During this week, i have had the luxury of exploring the mind body connection
and through shouting, screaming, grunting, (Using the voice), rolling around on the floor, slithering like  a snake, rolling from one point in the room to another, using my limbs as wheels, the connection i have made with my body has been solidly cemented - primitive meets practical.



in exploring the awareness of the body, each muscle, each inch of skin, individual hair follicle, i realize that i am a whole universe onto myself, with a complex galaxy of emotions, wants, needs, beliefs, hopes and dreams.  And fundamentally, the ego is an active black hole, necessary in the architecture of this universe, simultaneously keeping order and propagating chaos by the sheer nature of its existence.

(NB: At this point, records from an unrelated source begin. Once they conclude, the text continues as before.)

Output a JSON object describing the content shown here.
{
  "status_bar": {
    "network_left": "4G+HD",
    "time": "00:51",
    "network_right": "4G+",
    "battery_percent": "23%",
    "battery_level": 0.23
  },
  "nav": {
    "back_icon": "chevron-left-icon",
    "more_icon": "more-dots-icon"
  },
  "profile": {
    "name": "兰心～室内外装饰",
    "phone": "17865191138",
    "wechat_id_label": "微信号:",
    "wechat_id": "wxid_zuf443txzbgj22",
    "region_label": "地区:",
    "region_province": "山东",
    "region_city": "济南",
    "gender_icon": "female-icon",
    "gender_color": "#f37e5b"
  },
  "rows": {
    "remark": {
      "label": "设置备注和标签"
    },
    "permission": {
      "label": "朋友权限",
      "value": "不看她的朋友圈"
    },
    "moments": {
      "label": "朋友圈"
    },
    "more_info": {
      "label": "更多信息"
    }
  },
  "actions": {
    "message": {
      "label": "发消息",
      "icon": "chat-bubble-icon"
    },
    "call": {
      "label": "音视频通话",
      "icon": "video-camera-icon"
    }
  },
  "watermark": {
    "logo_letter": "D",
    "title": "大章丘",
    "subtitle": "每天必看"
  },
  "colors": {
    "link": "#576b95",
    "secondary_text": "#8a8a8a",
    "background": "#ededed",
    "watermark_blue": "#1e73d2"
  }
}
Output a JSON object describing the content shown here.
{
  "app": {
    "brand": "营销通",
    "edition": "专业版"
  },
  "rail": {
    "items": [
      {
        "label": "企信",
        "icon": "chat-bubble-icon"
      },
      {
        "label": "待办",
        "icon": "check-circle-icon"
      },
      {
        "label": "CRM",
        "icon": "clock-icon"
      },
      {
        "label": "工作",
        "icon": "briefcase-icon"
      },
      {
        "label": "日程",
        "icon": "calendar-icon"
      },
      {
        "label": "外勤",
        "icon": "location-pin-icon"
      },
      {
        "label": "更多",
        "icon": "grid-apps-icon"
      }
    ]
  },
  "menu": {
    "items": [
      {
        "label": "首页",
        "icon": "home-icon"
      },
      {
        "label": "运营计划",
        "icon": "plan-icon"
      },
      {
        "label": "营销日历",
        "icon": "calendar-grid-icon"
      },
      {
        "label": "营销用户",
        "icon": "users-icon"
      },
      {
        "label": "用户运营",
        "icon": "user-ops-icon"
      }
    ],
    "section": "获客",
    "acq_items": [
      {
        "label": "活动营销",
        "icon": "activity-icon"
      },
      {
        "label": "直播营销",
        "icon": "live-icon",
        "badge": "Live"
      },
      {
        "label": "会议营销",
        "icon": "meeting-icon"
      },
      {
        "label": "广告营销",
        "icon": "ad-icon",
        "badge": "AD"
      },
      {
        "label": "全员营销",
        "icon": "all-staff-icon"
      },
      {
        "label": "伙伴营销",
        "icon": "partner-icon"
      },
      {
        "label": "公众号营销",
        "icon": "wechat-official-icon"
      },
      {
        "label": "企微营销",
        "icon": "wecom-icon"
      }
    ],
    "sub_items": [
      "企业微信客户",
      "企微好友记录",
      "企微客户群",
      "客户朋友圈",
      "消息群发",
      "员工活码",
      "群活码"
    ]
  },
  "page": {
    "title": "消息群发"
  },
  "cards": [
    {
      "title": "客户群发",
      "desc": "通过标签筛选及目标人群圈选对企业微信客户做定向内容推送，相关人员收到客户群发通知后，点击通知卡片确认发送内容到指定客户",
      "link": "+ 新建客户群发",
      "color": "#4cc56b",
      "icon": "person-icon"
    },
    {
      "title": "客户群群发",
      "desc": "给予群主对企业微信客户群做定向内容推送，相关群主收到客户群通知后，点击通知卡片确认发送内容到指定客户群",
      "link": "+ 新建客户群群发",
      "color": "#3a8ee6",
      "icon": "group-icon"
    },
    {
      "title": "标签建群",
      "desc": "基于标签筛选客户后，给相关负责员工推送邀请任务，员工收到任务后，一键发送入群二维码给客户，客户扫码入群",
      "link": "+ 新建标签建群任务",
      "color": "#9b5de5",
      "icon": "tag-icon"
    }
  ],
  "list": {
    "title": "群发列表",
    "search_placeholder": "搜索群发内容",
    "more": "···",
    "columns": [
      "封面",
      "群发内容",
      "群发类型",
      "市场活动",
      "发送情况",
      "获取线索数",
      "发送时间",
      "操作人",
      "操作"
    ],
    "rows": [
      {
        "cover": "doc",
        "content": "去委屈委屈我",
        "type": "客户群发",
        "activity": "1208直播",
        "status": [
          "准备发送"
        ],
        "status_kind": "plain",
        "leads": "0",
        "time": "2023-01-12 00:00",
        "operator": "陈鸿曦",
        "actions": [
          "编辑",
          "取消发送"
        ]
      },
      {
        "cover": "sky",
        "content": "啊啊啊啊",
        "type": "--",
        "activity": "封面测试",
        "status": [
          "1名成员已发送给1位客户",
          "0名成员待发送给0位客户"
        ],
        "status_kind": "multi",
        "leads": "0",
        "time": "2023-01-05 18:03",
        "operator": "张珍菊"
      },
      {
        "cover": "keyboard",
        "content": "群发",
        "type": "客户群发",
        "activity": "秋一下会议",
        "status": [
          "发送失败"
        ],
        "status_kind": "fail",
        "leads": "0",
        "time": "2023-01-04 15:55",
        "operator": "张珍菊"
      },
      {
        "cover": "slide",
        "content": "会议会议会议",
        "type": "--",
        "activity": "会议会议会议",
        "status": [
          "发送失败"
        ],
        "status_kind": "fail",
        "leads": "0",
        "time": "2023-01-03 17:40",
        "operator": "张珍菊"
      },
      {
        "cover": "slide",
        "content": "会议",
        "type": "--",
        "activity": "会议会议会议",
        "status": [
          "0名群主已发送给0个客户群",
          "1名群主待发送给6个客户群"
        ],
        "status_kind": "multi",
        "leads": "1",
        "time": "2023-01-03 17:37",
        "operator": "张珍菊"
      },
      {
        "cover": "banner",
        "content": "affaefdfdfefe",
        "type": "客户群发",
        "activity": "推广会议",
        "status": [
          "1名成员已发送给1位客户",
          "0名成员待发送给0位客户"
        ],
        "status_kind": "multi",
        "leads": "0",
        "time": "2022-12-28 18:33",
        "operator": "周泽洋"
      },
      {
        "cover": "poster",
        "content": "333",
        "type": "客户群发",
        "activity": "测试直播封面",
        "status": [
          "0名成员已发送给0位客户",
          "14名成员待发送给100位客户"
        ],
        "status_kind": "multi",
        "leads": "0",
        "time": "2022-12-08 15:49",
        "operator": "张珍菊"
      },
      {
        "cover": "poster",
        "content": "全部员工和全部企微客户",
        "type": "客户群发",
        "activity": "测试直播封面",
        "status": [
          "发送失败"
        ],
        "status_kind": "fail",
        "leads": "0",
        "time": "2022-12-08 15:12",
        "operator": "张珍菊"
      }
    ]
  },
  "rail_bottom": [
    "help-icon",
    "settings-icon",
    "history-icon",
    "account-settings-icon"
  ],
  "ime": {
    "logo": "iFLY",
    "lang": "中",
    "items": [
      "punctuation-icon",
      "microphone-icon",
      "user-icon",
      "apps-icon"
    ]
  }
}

Embracing the life unexpected as the life yet to experienced.

But the paramount understanding comes as a knowing through experience - that i am a source of my own strength, as well as vulnerabilities.  And symbiotically, these two will function in harmon with one another if i just let go and "be" as complete as i can be. Non-judgment, complete and utter self acceptance. Knowing that the "fairies*" will provide me with the intuitive knowledge and guidance to navigate through this moment in time called "life".

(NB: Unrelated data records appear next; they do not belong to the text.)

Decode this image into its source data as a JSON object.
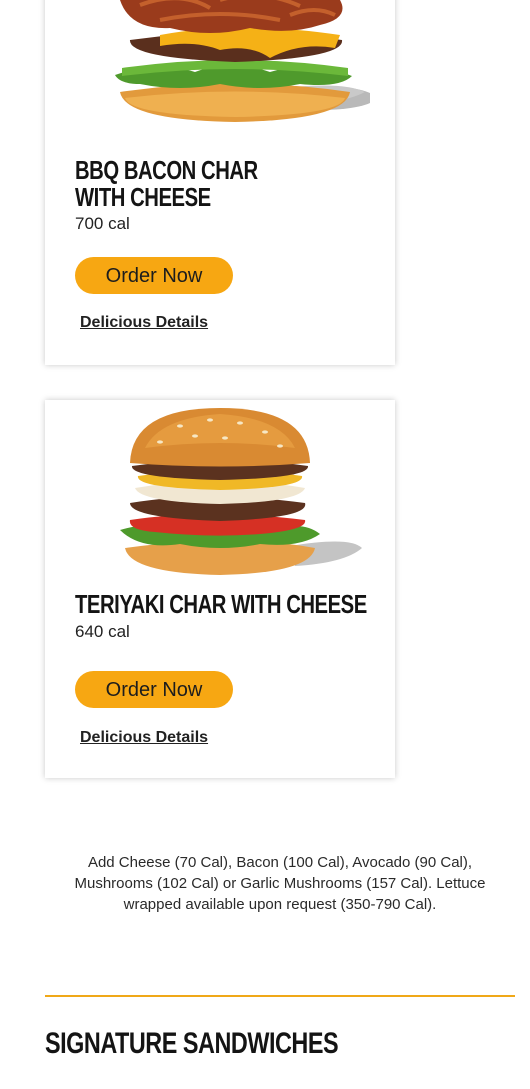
{
  "menu_items": [
    {
      "name": "BBQ BACON CHAR WITH CHEESE",
      "calories": "700 cal",
      "order_label": "Order Now",
      "details_label": "Delicious Details"
    },
    {
      "name": "TERIYAKI CHAR WITH CHEESE",
      "calories": "640 cal",
      "order_label": "Order Now",
      "details_label": "Delicious Details"
    }
  ],
  "footnote": "Add Cheese (70 Cal), Bacon (100 Cal), Avocado (90 Cal), Mushrooms (102 Cal) or Garlic Mushrooms (157 Cal). Lettuce wrapped available upon request (350-790 Cal).",
  "section_title": "SIGNATURE SANDWICHES",
  "colors": {
    "accent": "#f7a712",
    "divider": "#f0a818",
    "text": "#1d1d1d"
  }
}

The collective unconscious is filled with the wisdom of our ancestors. It is plethoric in its dynamic energy and infinite generosity - the only obstacle to tapping into this is our own fears; fears of letting go to something that is exponentially larger than our conscious mind can comprehend.


There is something so lucid yet fluid about the practice of Action Theater. Experiencing it makes me feel as if my mind has been switched to autopilot, where a higher level of intelligence takes the reigns, stripping away the superfluous idle internal chatter, allowing a symphonic order to mysteriously form out of discordant chaos...

The practice centers on becoming cognizant of the awareness within yourself,  then gradually expanding that awareness of others in relation to the self.

And being able to "become aware" of others on a physical, and perhaps, on a more profound esoteric  energetic level lends a whole new layer of comprehension and appreciation of our fellow human beings. Realizing that you are not only the sum of your parts, but the sum of the universal parts, taking that understanding and exponentially stretching that to a cosmic level is nothing short of a complete cognizant existence.




*Ruth Zaporah refers to "fairies" as the opposite of the "engineers of the mind".  They come into our existence when we switch off the "engineer" and allow the life and experience to flow into our lives. Personally, "the Fairies" for me are an aspect of the infinite divine consciousness.